That strategy is wasteful of CPU time, but not enough to notice. You could also fix it by hacking the base code to add a stories_done callback, but that strategy is wasteful of programmer time.

But it turns out that this doesn't work, and I don't think there is a reasonable way to get what I wanted without hacking the base code. (Blosxom being what it is, hacking the base code is a reasonable solution.) This is because of a really bad architecture decision inside of Blosxom. The page is made up of three independent components, called the "head", the "body", and the "foot". There are separate templates of each of these. And when Blosxom generates a page, it does so in this sequence:

Fill "head" template and append result to output
Process articles
Fill "body" template and append result to output
Fill "foot" template and append result to output

This means that at the time the "head" template is filled, Blosxom has not yet seen the articles. So if you want the article's title to appear in the HTML <title> element, you are out of luck, because the article has not yet been read at the time that the <title> element is generated. And if you want a menu of article titles on the left-hand side of the page, you are out of luck, because the article has not yet been read at the time that the left-hand side of the page was generated.

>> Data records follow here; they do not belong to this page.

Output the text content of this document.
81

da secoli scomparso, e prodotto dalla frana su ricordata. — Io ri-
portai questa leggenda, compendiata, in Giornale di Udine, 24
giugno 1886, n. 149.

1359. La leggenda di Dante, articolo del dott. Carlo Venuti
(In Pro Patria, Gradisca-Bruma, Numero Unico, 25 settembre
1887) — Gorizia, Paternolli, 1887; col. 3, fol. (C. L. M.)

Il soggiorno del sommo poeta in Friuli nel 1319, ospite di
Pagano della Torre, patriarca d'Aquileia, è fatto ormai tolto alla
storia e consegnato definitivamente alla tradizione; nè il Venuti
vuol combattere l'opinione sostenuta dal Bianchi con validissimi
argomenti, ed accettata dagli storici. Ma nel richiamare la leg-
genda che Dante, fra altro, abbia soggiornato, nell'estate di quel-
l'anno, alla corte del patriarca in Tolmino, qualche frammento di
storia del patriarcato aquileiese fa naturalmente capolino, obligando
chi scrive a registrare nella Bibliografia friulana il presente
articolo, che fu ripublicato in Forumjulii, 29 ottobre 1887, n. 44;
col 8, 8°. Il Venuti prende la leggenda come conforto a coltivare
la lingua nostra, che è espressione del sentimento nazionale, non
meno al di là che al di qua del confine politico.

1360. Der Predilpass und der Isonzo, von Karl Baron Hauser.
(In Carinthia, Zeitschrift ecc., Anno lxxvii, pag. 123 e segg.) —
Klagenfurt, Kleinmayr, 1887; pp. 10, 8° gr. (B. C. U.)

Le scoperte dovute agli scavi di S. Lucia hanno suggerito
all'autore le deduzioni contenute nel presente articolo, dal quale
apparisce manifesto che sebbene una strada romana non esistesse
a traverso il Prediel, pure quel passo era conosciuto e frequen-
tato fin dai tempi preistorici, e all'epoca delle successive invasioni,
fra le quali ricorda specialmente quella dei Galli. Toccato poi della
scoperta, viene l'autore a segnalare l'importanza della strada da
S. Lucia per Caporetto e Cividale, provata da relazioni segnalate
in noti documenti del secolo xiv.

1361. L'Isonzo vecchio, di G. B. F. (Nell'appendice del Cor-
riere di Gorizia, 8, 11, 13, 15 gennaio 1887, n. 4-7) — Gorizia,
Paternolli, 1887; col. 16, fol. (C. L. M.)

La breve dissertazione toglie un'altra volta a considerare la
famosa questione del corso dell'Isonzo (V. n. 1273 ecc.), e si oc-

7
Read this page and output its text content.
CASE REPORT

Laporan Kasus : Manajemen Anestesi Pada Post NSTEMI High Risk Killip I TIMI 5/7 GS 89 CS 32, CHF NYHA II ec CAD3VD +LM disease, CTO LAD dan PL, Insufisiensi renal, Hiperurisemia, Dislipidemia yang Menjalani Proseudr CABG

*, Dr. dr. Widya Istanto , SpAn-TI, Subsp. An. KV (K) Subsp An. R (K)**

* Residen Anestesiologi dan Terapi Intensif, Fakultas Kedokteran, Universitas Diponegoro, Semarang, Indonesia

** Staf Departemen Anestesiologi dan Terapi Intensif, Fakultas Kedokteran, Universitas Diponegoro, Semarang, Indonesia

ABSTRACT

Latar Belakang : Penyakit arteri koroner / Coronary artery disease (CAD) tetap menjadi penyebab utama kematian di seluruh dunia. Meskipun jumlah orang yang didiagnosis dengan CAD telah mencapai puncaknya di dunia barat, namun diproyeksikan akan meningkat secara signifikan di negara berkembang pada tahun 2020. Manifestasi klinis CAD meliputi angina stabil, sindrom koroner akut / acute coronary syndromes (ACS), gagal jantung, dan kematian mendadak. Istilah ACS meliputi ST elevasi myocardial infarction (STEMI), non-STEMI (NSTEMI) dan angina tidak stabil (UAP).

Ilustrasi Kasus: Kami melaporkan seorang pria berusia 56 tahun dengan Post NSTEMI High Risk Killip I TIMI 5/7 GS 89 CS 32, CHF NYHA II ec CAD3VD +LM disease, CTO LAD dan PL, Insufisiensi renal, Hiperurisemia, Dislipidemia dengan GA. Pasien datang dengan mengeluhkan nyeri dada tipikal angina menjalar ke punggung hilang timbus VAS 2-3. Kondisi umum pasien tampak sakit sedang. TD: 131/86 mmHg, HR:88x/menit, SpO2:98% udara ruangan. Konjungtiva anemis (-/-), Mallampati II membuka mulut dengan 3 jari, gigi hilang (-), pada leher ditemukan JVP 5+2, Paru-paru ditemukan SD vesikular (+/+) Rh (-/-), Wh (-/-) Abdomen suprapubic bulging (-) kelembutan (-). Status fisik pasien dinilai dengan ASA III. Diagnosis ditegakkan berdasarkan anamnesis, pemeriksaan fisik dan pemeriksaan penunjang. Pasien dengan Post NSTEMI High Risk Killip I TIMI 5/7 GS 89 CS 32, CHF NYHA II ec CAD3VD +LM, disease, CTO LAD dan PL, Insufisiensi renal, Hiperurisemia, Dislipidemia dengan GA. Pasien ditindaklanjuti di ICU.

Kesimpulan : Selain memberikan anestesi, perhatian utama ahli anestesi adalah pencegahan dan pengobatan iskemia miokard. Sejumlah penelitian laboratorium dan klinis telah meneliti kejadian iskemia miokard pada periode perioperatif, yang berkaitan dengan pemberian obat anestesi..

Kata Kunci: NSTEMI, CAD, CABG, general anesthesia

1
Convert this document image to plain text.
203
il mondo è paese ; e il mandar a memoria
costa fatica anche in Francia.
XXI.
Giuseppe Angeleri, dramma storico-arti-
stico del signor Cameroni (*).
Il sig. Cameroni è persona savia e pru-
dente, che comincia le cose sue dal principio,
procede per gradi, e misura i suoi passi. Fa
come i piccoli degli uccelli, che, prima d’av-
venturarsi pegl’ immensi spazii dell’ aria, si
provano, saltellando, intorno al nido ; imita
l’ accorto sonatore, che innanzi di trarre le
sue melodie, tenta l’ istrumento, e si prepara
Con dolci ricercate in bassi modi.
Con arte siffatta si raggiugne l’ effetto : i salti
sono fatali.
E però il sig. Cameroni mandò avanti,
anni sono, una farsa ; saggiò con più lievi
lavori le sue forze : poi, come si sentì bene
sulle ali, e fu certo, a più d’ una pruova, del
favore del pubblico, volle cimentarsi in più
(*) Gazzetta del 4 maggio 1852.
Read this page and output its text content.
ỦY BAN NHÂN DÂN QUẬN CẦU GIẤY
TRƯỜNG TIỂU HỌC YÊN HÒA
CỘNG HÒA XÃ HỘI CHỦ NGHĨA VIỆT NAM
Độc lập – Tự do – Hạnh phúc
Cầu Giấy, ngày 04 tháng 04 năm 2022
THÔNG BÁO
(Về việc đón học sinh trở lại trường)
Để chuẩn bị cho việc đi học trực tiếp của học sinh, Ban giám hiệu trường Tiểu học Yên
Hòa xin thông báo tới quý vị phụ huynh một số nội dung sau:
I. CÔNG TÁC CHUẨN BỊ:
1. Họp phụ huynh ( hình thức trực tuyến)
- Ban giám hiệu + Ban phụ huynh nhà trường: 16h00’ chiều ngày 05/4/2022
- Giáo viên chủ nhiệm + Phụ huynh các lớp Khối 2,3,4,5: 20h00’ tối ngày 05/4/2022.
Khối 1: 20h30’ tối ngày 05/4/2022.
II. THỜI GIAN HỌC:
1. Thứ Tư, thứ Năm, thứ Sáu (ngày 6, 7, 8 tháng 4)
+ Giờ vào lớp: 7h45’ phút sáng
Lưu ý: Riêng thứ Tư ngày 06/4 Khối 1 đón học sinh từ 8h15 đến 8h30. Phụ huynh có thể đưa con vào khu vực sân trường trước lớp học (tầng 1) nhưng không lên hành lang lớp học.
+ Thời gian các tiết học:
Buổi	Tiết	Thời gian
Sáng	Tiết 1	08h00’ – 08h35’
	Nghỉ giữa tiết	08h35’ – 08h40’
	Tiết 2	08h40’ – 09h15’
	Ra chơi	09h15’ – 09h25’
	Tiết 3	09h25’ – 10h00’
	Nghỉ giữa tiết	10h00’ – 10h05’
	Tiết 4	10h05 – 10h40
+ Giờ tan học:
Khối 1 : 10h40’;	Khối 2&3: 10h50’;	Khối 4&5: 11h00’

So I had to go in and hack the Blosxom core to make it fractionally less spiky:

Process articles
Fill "head" template and append result to output
Fill "body" template and append result to output
Fill "foot" template and append result to output

It's tempting to finish this article right now with a long explanation of the philosophical mistakes of this component of Blosxom's original design, how it should have been this:

Process articles
Fill and output templates:
1. Fill "head" template and append result to output
2. Fill "body" template and append result to output
3. Fill "foot" template and append result to output

Or an analysis of Blosxom's confusion between structure and presentation, and so forth. Why three templates? Why not one? The one template, as distributed with the package, could simply have been:

        #include head
        #include body
        #include foot

But if I were to finish the article with that discussion, then the first half of the article would have been relevant and to the point, and as regular readers know, We Don't Do That Here. No, there must come a point about a third of the way through each article at which I say "But anyway, the real point of this note is...".

Anyway, the real point of this note is to discuss was the debugging technique I used to fix Blosxom after I made this core change, which broke the output. The menu was showing up where I wanted, but now all the date headers (like the "Sat, 18 Mar 2006" one just above) appeared at the very top of the page body, before all the articles.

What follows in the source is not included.